Hey @Tanja is it possible to use TensorBoard when performing cross-validation? There is a couple of issues I’m dealing with.

  1. After performing cross-validation for a config file with TensorBoard enabled for DIETClassifier and with evaluate_on_number_of_examples: 0, TensorBoard visualizations are generated only for “train”. “test” scaler graphs are empty. I know its the expected behavior but, since cross-validation creates train-test split randomly in each fold/run shouldn’t there be “test” scaler graphs generated as well without having to specify a test set explicitly using evaluate_on_number_of_examples parameter? (even if evaluate_on_number_of_examples: 0 is given, shouldn’t there be scaler graphs generated for test set evaluated by cross-validation?)

  2. I noticed that when doing cross-validation TensorBoard visualizations are being created separately for different runs and folds. Is there a way to get a summarized visualization for all runs/folds? For example, if I run rasa test nlu --cross-validation --runs 2 --folds 2 with TensorBoard enabled for DIET classifier, 4 different output directories are being created and not one summarized output across all runs/folds.

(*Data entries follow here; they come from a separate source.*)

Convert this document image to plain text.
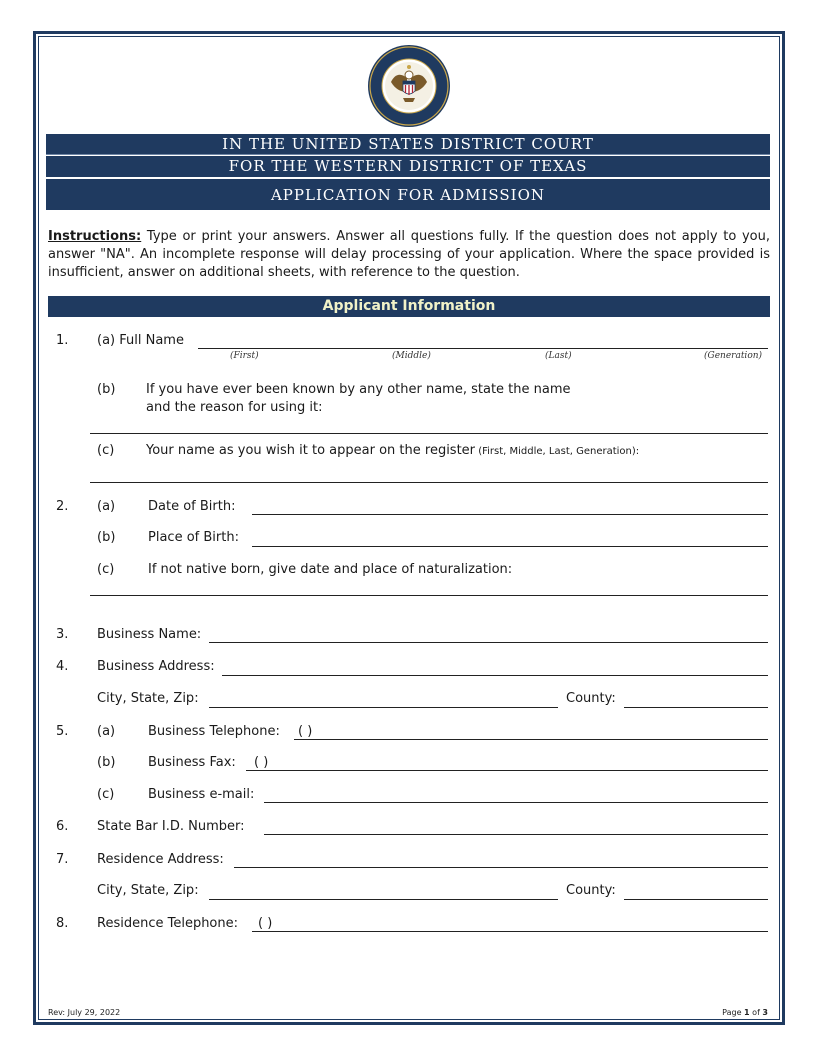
IN THE UNITED STATES DISTRICT COURT
FOR THE WESTERN DISTRICT OF TEXAS
APPLICATION FOR ADMISSION
Instructions: Type or print your answers. Answer all questions fully. If the question does not apply to you, answer "NA". An incomplete response will delay processing of your application. Where the space provided is insufficient, answer on additional sheets, with reference to the question.
Applicant Information
1. (a) Full Name
(First)	(Middle)	(Last)	(Generation)
(b) If you have ever been known by any other name, state the name
and the reason for using it:
(c) Your name as you wish it to appear on the register (First, Middle, Last, Generation):
2. (a)	Date of Birth:
(b)	Place of Birth:
(c)	If not native born, give date and place of naturalization:
3. Business Name:
4. Business Address:
City, State, Zip:	County:
5. (a)	Business Telephone: ( )
(b)	Business Fax: ( )
(c)	Business e-mail:
6. State Bar I.D. Number:
7. Residence Address:
City, State, Zip:	County:
8. Residence Telephone: ( )
Rev: July 29, 2022	Page 1 of 3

Let me know if the question is not clear enough. (Didn’t attach the config file because I thought its irrelevant).

1 Like

Up, same question

Hello, when I look at the plots my test plot is not completed for the whole epochs. the blue graph shown below. please let me know what might be the issue. I am also attaching the config file code screenshot. I tried different evaluate_on_number_of_examples= 100,200,300,400 but the same issue the blue plot for test is not completed for the whole epochs.

1 Like

@rayvafa I also have the same problem! my validation line stop record after a few steps! Have you solved this problem?